I remember hanging out much longer than usual after class that day. After all, the very last thing I wanted to do was give any of my classmates a chance to say something to me about my performance. I remember too that my teacher looked at me, after everyone else was out of sight, and asked me if I was doing okay; and as she waited for my response, she smiled and told me that I was a great Macbeth witch. It was like she somehow knew I was a little embarrassed that I’d gone so deep into the part, that I had let it take me over in front of my peers.
“I think I’d just really like to be the pretty one for once, not the smart one or the theatrical one, but the breathtakingly beautiful one,” I told her rather suddenly, wondering inside of myself what in the world had happened to all of my teenage inhibitions. In the span of less than half an hour, I’d turned myself into a Shakespearean witch in front of all my peers and then bared my soul to my senior high school English teacher. I remember thinking that I’d found my way to the proverbial Twilight Zone—and I wasn’t at all sure how to feel about it.
I also remember hearing my teacher say the most remarkable thing back to me that noteworthy day. “You’re wishing for something you already have, Angie; you are beautiful. So, don’t sell yourself short. And please try to always remember that brains are breathtakingly beautiful too.” Never in my life had I had a teacher say such a thing to me, such a lovely thing, such a needed thing. Yes, that day in that unexpected zone, I was encouraged, commanded really, to be exactly who I was and to try to stop worrying about who everyone else around me was.
It was a game-changing moment for me. While I do still waver at times when I notice the lives of others who seem to be so much more together than I am, I know I can always go back to those words my teacher spoke to me. And as I went on my way that day, I heard her say something else to me like, “God made you you for good reasons, so don’t ever give up on you, ok?!”
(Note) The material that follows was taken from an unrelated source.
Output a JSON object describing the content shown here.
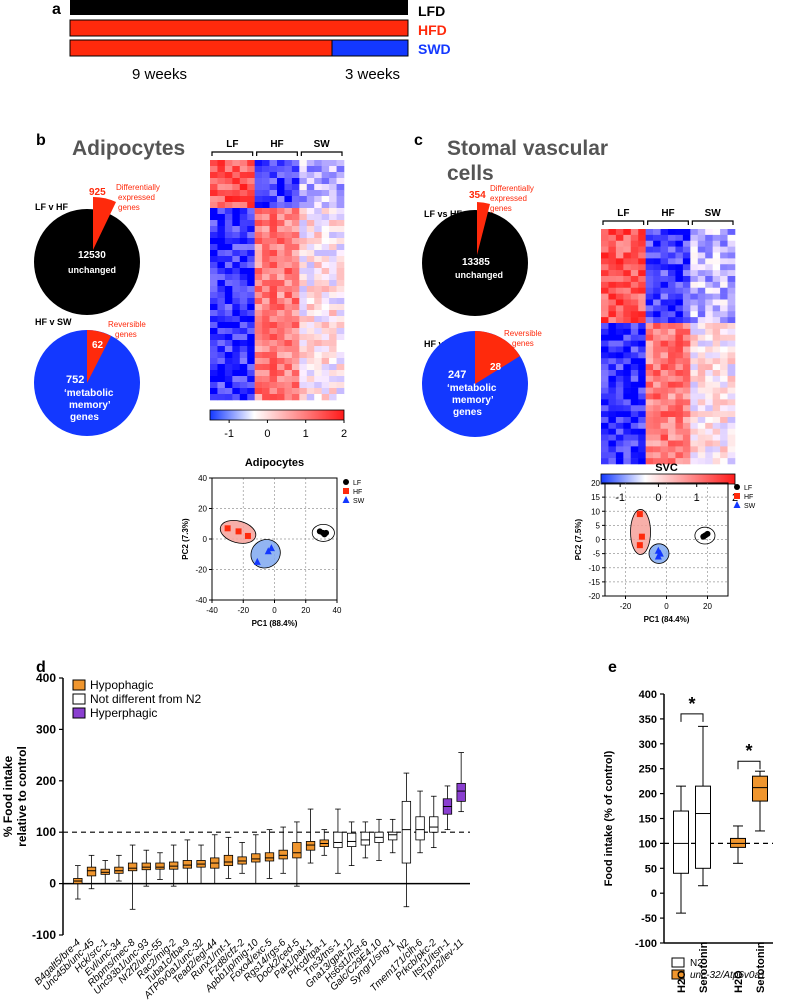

If my teacher did this for me, I can only imagine what she did, over her many decades of teaching, for other students who came before and after I did. What a gift she was and still is! I thank God for her, for Grace, because that’s her name—and a perfect name for her it is; and as Grace battles an illness she was recently diagnosed with, I know she’ll do so with the very same kind of grace she embodied with me three decades ago.